Entah sejak kapan gadis itu sudah melamun. 

"Tidak, aku sedang tidak memikirkan apa pun," jawab Fanya gugup. Bahkan dari suaranya pun terdengar bergetar. 

"Buatkan teh untukku," pinta Deka. 

"Aku," sahut Fanya menunjuk dirinya sendiri. 

"Memangnya di sini ada siapa lagi selain kita?" tanya Deka. 

"Oke baiklah." 

Tidak mau panjang urusannya Fanya pun langsung bergegas ke dapur untuk membuatkan teh untuk Deka. 

"Tumben sekali dia menyuruhku, biasanya juga dia akan menyiruh bibi!" seru Fanya. 

Selesai membuatkan secangkir teh untuk Deka, Fanya langsung mengantarkannya ke atas. 

"Ini tehnya," ujar Fanya. 

"Mana camilannya?" tanya Deka. 

"Bukankah tadi hanya menyuruhku membuat teh," sahut Fanya.

"Ya harusnya kamu itu berinisiatif dong membawakan camilan. Masak gitu saja tidak terpikirkan," cerca Deka. 

"Baiklah, akan aku bawakan!" ujarnya. 

Dengan kesal Fanya kembali lagi ke bawah lagi mengambil camilan untuk Deka. 

"Untung ganteng jadi gak papalah bolak balik turun tangga," oceh Fanya. 

"Ada apa Non?" tanya Bi sumi. 

"Tidak Bi, ini Deka hanya meminta untuk di bawakan camilan" jawab Fanya. 

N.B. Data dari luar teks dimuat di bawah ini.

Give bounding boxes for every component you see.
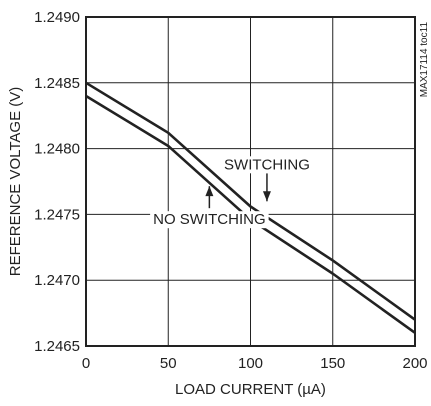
- series-line-switching: [85, 81, 416, 321]
- plot-frame: [85, 16, 416, 347]
- x-tick-label: 0: [82, 355, 90, 372]
- x-axis-label: LOAD CURRENT (µA): [175, 381, 326, 398]
- annotation-arrows: [205, 173, 271, 209]
- annotation-label-switching: SWITCHING: [224, 156, 310, 173]
- annotation-arrow-head: [262, 191, 271, 202]
- y-tick-label: 1.2465: [34, 338, 80, 355]
- y-tick-label: 1.2470: [34, 272, 80, 289]
- y-tick-label: 1.2490: [34, 9, 80, 26]
- x-tick-label: 100: [238, 355, 263, 372]
- annotation-backing: [221, 156, 313, 174]
- annotation-arrow-head: [205, 186, 214, 197]
- x-tick-label: 50: [160, 355, 177, 372]
- y-tick-label: 1.2475: [34, 206, 80, 223]
- annotations: SWITCHING NO SWITCHING: [150, 156, 313, 229]
- x-tick-label: 200: [402, 355, 427, 372]
- y-tick-label: 1.2485: [34, 75, 80, 92]
- annotation-label-no-switching: NO SWITCHING: [153, 211, 266, 228]
- figure-code: MAX17114 toc11: [419, 22, 430, 98]
- x-tick-label: 150: [320, 355, 345, 372]
- annotation-backing: [150, 211, 269, 229]
- y-axis-label: REFERENCE VOLTAGE (V): [7, 87, 24, 276]
- y-tick-label: 1.2480: [34, 141, 80, 158]
- tick-labels: 0 50 100 150 200 1.2465 1.2470 1.2475 1.2480 1.24…: [34, 9, 427, 372]
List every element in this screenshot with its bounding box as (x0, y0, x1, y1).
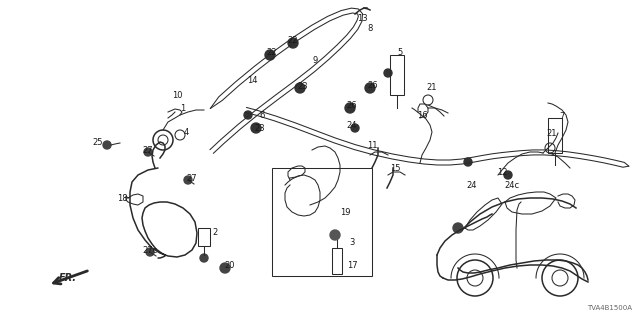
Circle shape (184, 176, 192, 184)
Circle shape (453, 223, 463, 233)
Text: 24: 24 (467, 180, 477, 189)
FancyBboxPatch shape (272, 168, 372, 276)
Circle shape (464, 158, 472, 166)
Circle shape (345, 103, 355, 113)
Text: 24c: 24c (504, 180, 520, 189)
Text: 2: 2 (212, 228, 218, 236)
Text: 12: 12 (497, 167, 508, 177)
Text: 22: 22 (288, 36, 298, 44)
Text: 27: 27 (187, 173, 197, 182)
Circle shape (265, 50, 275, 60)
Text: 26: 26 (368, 81, 378, 90)
Circle shape (244, 111, 252, 119)
Circle shape (384, 69, 392, 77)
Circle shape (146, 248, 154, 256)
Text: 21: 21 (427, 83, 437, 92)
Text: 8: 8 (367, 23, 372, 33)
Text: 23: 23 (298, 82, 308, 91)
Text: FR.: FR. (59, 273, 77, 283)
Circle shape (351, 124, 359, 132)
Circle shape (251, 123, 261, 133)
Circle shape (295, 83, 305, 93)
Text: 20: 20 (225, 260, 236, 269)
Text: 13: 13 (356, 13, 367, 22)
Text: 25: 25 (93, 138, 103, 147)
Text: 1: 1 (180, 103, 186, 113)
Text: TVA4B1500A: TVA4B1500A (587, 305, 632, 311)
Text: 26: 26 (347, 100, 357, 109)
Text: 5: 5 (397, 47, 403, 57)
Circle shape (288, 38, 298, 48)
Text: 19: 19 (340, 207, 350, 217)
Circle shape (144, 148, 152, 156)
Text: 22: 22 (267, 47, 277, 57)
Text: 9: 9 (312, 55, 317, 65)
Text: 4: 4 (184, 127, 189, 137)
Text: 10: 10 (172, 91, 182, 100)
Text: 11: 11 (367, 140, 377, 149)
Text: 24: 24 (347, 121, 357, 130)
Text: 21: 21 (547, 129, 557, 138)
Text: 15: 15 (390, 164, 400, 172)
Text: 23: 23 (255, 124, 266, 132)
Text: 17: 17 (347, 260, 357, 269)
Text: 6: 6 (259, 110, 265, 119)
Circle shape (220, 263, 230, 273)
Text: 27: 27 (143, 146, 154, 155)
Circle shape (504, 171, 512, 179)
Circle shape (103, 141, 111, 149)
Text: 16: 16 (417, 110, 428, 119)
Circle shape (200, 254, 208, 262)
Text: 14: 14 (247, 76, 257, 84)
Circle shape (365, 83, 375, 93)
Text: 7: 7 (559, 111, 564, 121)
Text: 3: 3 (349, 237, 355, 246)
Text: 27c: 27c (142, 245, 157, 254)
Text: 18: 18 (116, 194, 127, 203)
Circle shape (330, 230, 340, 240)
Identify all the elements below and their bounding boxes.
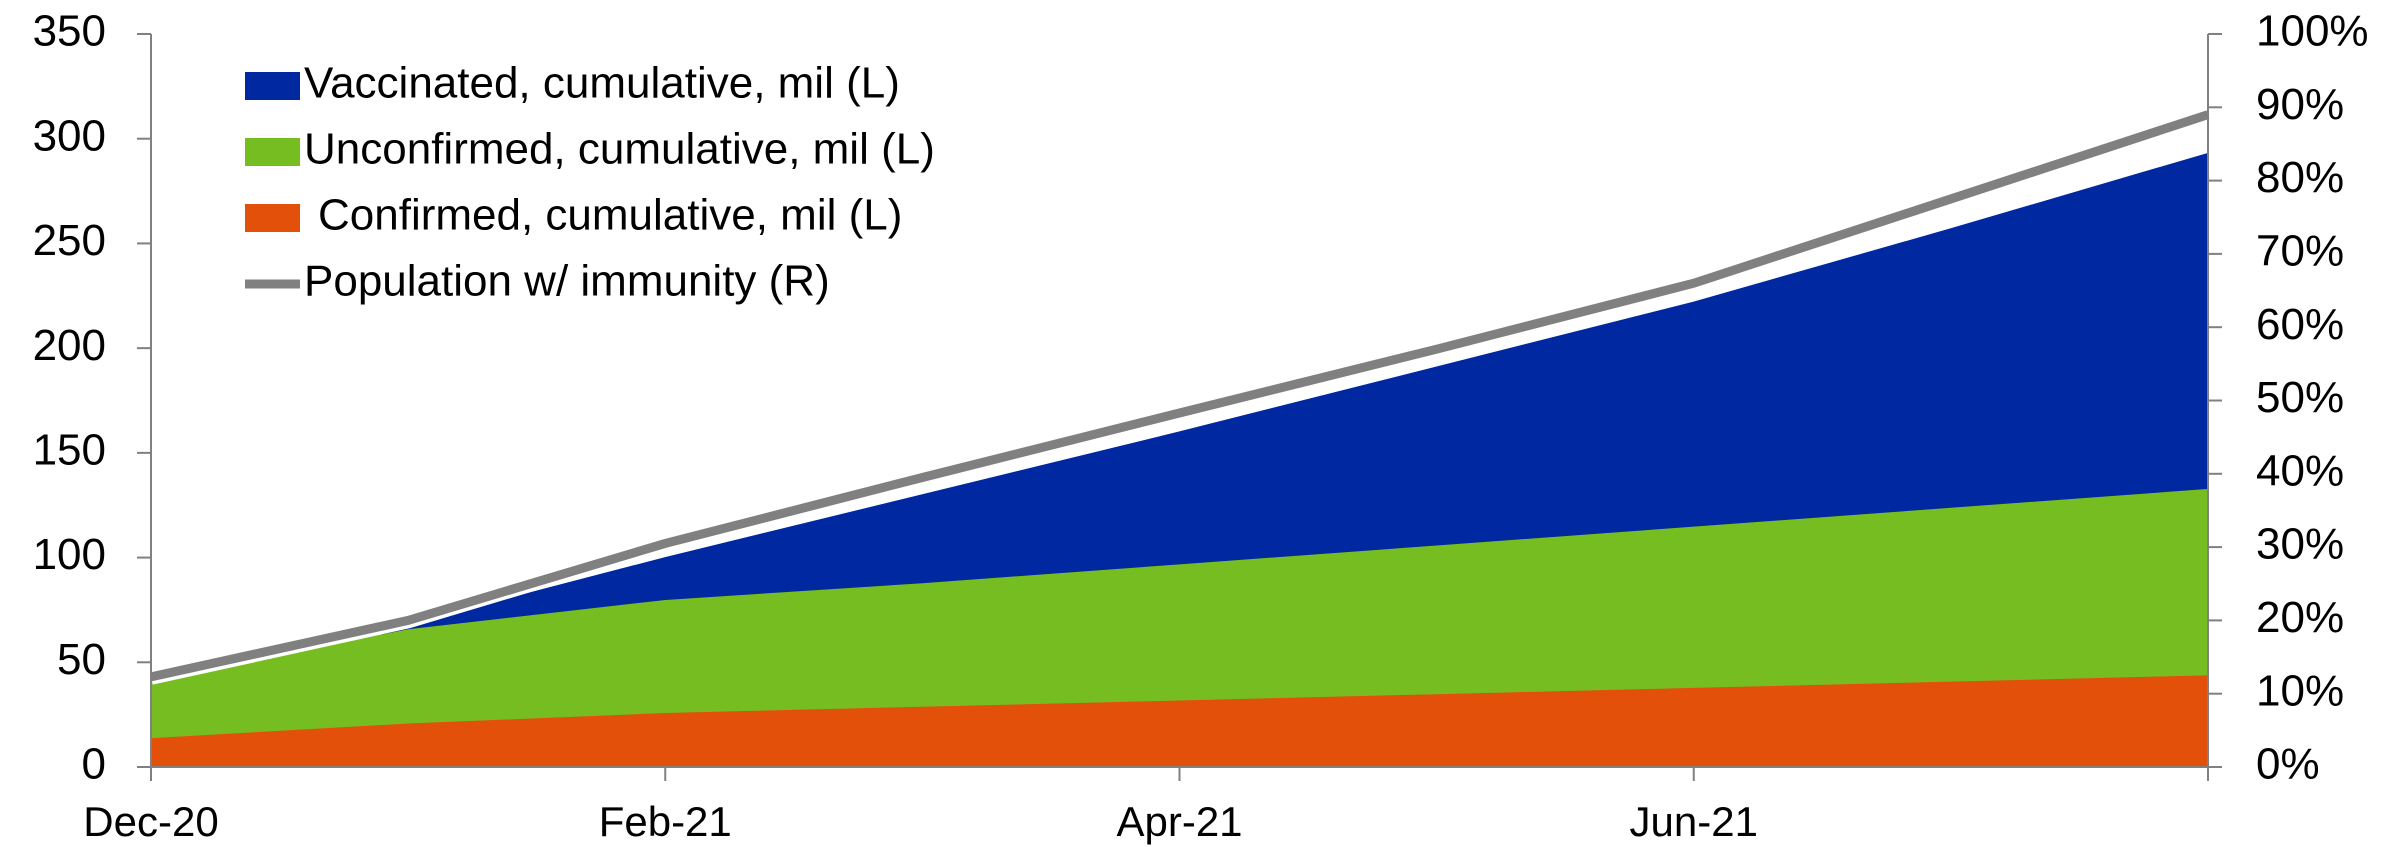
y2-tick-label: 70% bbox=[2256, 227, 2344, 276]
y2-tick-label: 60% bbox=[2256, 300, 2344, 349]
legend-label: Vaccinated, cumulative, mil (L) bbox=[304, 59, 900, 108]
y2-tick-label: 100% bbox=[2256, 7, 2369, 56]
line bbox=[150, 110, 2210, 682]
legend-swatch bbox=[245, 72, 300, 100]
y-tick-label: 300 bbox=[33, 111, 106, 160]
x-tick-label: Feb-21 bbox=[599, 798, 732, 845]
y-tick-label: 350 bbox=[33, 7, 106, 56]
legend-label: Unconfirmed, cumulative, mil (L) bbox=[304, 125, 935, 174]
y2-tick-label: 0% bbox=[2256, 740, 2320, 789]
y-tick-label: 100 bbox=[33, 530, 106, 579]
legend-label: Population w/ immunity (R) bbox=[304, 257, 830, 306]
y-tick-label: 200 bbox=[33, 321, 106, 370]
y-tick-label: 50 bbox=[57, 635, 106, 684]
legend-swatch bbox=[245, 138, 300, 166]
x-tick-label: Dec-20 bbox=[83, 798, 218, 845]
y2-tick-label: 90% bbox=[2256, 80, 2344, 129]
y2-tick-label: 10% bbox=[2256, 666, 2344, 715]
y2-tick-label: 30% bbox=[2256, 520, 2344, 569]
y-tick-label: 250 bbox=[33, 216, 106, 265]
x-tick-label: Jun-21 bbox=[1630, 798, 1758, 845]
y-tick-label: 150 bbox=[33, 425, 106, 474]
y2-tick-label: 40% bbox=[2256, 446, 2344, 495]
y2-tick-label: 50% bbox=[2256, 373, 2344, 422]
x-tick-label: Apr-21 bbox=[1116, 798, 1242, 845]
y2-tick-label: 80% bbox=[2256, 153, 2344, 202]
legend-swatch bbox=[245, 204, 300, 232]
legend-label: Confirmed, cumulative, mil (L) bbox=[318, 191, 902, 240]
y-tick-label: 0 bbox=[82, 740, 106, 789]
y2-tick-label: 20% bbox=[2256, 593, 2344, 642]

"Kenapa tidak bilang Bibi, kan bisa bibi yang bawakan Non!" ujar Bi Sumi.

"Deka mintanya aku yang suruh bawakan Bi," jelas Fanya. 

"Ohh begitu. Ya sudah nanti kalau butuh bantuandari bibi langsung saja panggil bibi ya!" ucapnya.

"Iya bi pasti," sahut Fanya. 

Gadis itu pun berlalu ke atas untuk memberikan camilan di tangannya kepada Deka.